Les trouvailles sont parfois étonnantes (Myrrha en séance chez le psy, dont la transformation en arbre serait l'aboutissement de la thérapie, ou encore Alcmène en mode "mère ultra bobo" du petit "Herc"), et permettent à Nina MacLaughlin d'aborder un très grand nombre de sujets : le virilisme exacerbé des Dieux, qui deviennent des figures poisseuses profitant de leur pouvoir pour laisser libre cours à leurs pulsions les plus noires ; la mono-parentalité ; la sororité, ou son contraire, avec une Junon présentée comme une femme reproduisant les schémas masculins de domination, à la manière du personnage incarné par Cate Blanchett dans Tàr ; la complicité des vieux couples heureux ; le viol ; le travail acharné des invisibles (gros coup de coeur pour "Arachnè")...

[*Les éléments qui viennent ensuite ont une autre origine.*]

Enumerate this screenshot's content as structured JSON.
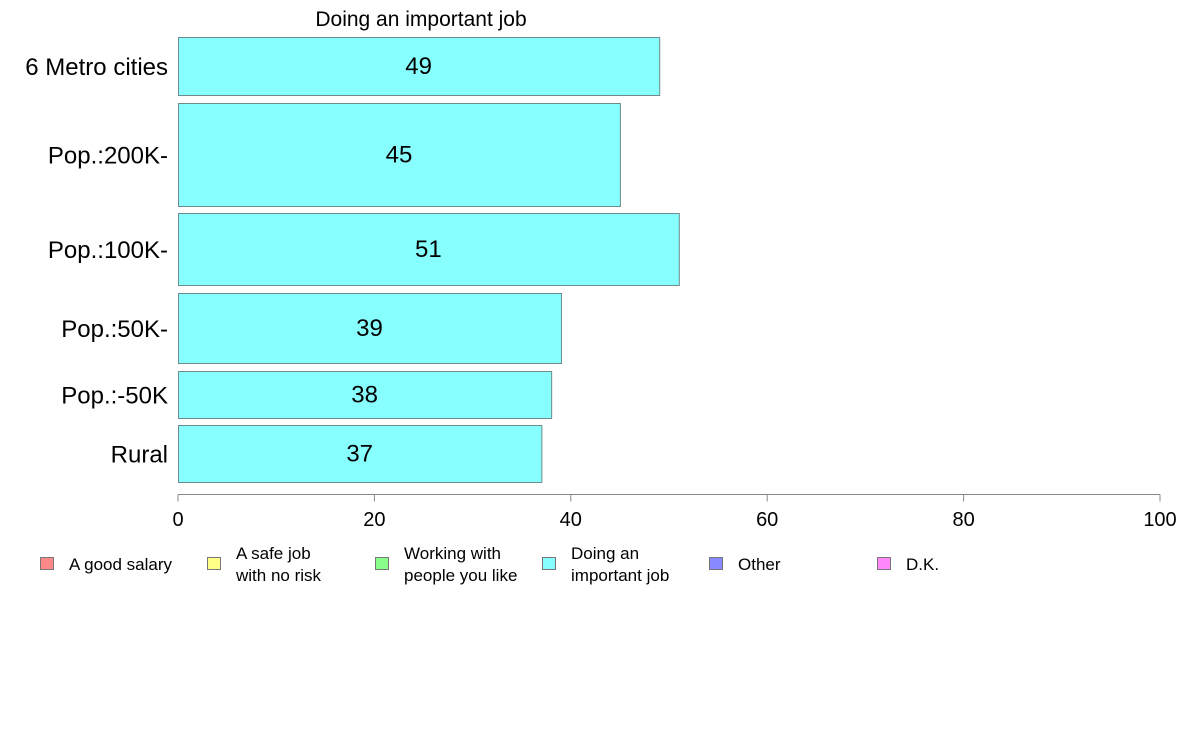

Le pari de l'autrice, à savoir de retranscrire le caractère éternel des Métamorphoses, est parfaitement réussi. Les marqueurs temporels sont assez diffus : on retrouve des éléments typiques de l'Antiquité, notamment lors des scènes de repas très "méditerranéens" ou des parties de chasses aux côtés des Nymphes, qui jouxtent des éléments résolument modernes. L'image trouvée dans l'épilogue de cette vieille table en bois, issue d'un arbre millénaire, qui a traversé les époques, sur laquelle l'autrice converse avec le vieil auteur et avec nous, est merveilleusement juste. Ce livre est une conversation au coin du feu, qui mélange toutes les générations, et à laquelle on a très envie de participer.